Labour are proposing a new tax to take back some of the PFI companies’ profits into the public purse. Responding to the news UNISON said:

“The enormous profits being racked up by Private Finance Initiative (PFI) companies should be subject to a new windfall tax, so much-needed resources can be put back into the UK’s cash-strapped public services.”

“A new windfall tax could prove a lifeline to under pressure public services. It would mean PFI firms are forced to pay back some of the billions of pounds they’ve been raking in at taxpayers’ expense, says UNISON.”

UNISON general secretary Dave Prentis said: “Eye-wateringly high PFI payments are threatening to overwhelm our already cash-strapped public services.” He continued:

“Local communities may now have shiny new schools and hospitals but at huge cost. The repayments on PFI debt have to be made first, and are so steep that teaching assistants are losing their jobs and patient services are being cut back.

“Meanwhile the shadowy PFI firms just keep on hitting the jackpot, making millions more than they’d ever hoped to because George Osborne slashed their tax bill a few years back.

“There’s no time to lose. Crippling PFI debts are pushing local services to the brink and costing taxpayers dear. It’s time for a windfall tax on the companies cashing in at our expense. It would bring some urgent and much-needed relief for the services we all rely upon.”
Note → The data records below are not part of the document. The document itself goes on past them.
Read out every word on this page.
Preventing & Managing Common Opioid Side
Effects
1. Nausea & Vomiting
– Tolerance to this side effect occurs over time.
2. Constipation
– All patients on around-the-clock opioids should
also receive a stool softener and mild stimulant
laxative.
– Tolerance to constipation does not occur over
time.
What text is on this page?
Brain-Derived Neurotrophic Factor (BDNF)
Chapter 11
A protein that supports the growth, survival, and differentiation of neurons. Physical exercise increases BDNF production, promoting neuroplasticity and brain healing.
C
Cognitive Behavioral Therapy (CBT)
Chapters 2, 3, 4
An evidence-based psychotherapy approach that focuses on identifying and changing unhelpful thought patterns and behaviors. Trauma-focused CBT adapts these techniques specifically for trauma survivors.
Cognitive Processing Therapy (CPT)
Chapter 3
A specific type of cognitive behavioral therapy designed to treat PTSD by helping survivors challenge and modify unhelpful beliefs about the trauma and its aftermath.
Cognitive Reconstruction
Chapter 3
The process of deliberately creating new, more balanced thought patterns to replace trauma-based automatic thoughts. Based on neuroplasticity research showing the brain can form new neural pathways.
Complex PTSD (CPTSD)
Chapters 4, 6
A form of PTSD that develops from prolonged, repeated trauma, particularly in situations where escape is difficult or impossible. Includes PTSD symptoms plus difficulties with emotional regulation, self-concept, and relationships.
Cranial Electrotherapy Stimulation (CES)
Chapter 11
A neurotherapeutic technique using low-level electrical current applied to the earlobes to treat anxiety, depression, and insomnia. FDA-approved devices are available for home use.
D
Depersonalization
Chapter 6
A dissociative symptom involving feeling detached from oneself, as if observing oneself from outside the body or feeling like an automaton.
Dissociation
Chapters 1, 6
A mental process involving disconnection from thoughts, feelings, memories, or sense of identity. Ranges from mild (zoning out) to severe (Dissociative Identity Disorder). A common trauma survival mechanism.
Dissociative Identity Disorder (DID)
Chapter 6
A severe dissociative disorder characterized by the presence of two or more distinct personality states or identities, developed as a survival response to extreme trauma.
Actions in Westminster this week could pave the way for this new PFI tax. On Wednesday, MPs will vote on two amendments to the Finance Bill, tabled by Labour’s Stella Creasy, which could introduce such a levy.

4 Responses to “The UK is mired in £222bn of PFI debt. Here’s how we take on the public finance fat cats”

  1. Baza

    Seeing as how £200billion or thereabouts is still owed to PFIs by many of our Hospital trusts..and the NHS…wouldn’t it be a good idea to make the Labour Party cough up towards them…seeing as how it was Gordon Brown and the Labour Party that introduced PFIs into the the NHS in the first place?

  2. nhsgp

    There is 8,500 bn of socialist welfare state pension debt

    There is 1,500 bn of civil service pension debts.
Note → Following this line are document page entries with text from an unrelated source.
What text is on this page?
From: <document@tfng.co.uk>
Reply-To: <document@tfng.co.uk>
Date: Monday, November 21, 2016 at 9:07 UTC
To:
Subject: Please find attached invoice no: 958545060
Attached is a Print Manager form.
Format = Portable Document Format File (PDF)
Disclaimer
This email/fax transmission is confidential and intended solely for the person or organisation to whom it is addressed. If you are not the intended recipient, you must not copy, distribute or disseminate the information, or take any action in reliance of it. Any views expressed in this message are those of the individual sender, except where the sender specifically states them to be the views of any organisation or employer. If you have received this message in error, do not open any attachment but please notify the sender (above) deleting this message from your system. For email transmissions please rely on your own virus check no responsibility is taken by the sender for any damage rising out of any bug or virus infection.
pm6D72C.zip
    There’s 1,500 bn of borrowing

    What’s 222 bn?

    The label is irrelevant, the debts you have run up are crippling.

    165 bn a year goes on the debts. 30% of taxes because you were so incompetent

    That’s why you have austerity

    That’s why you have wealth inequality

    That’s why you have pensioner poverty

    You caused it

  3. nhsgp

    Baza you are right.

    Why not introduce a tax on MP’s pensions?

    Take the lot for their incompetence for signing us up, with not one iota of consent. Now the state financial rapes the tax payer for their errors.

  4. nhsgp

    Add up all the debts, and its 12,500 bn.

    That’s £430,000 per tax payer.

    If the tax payer doesn’t or can’t pay, pensions are destitute.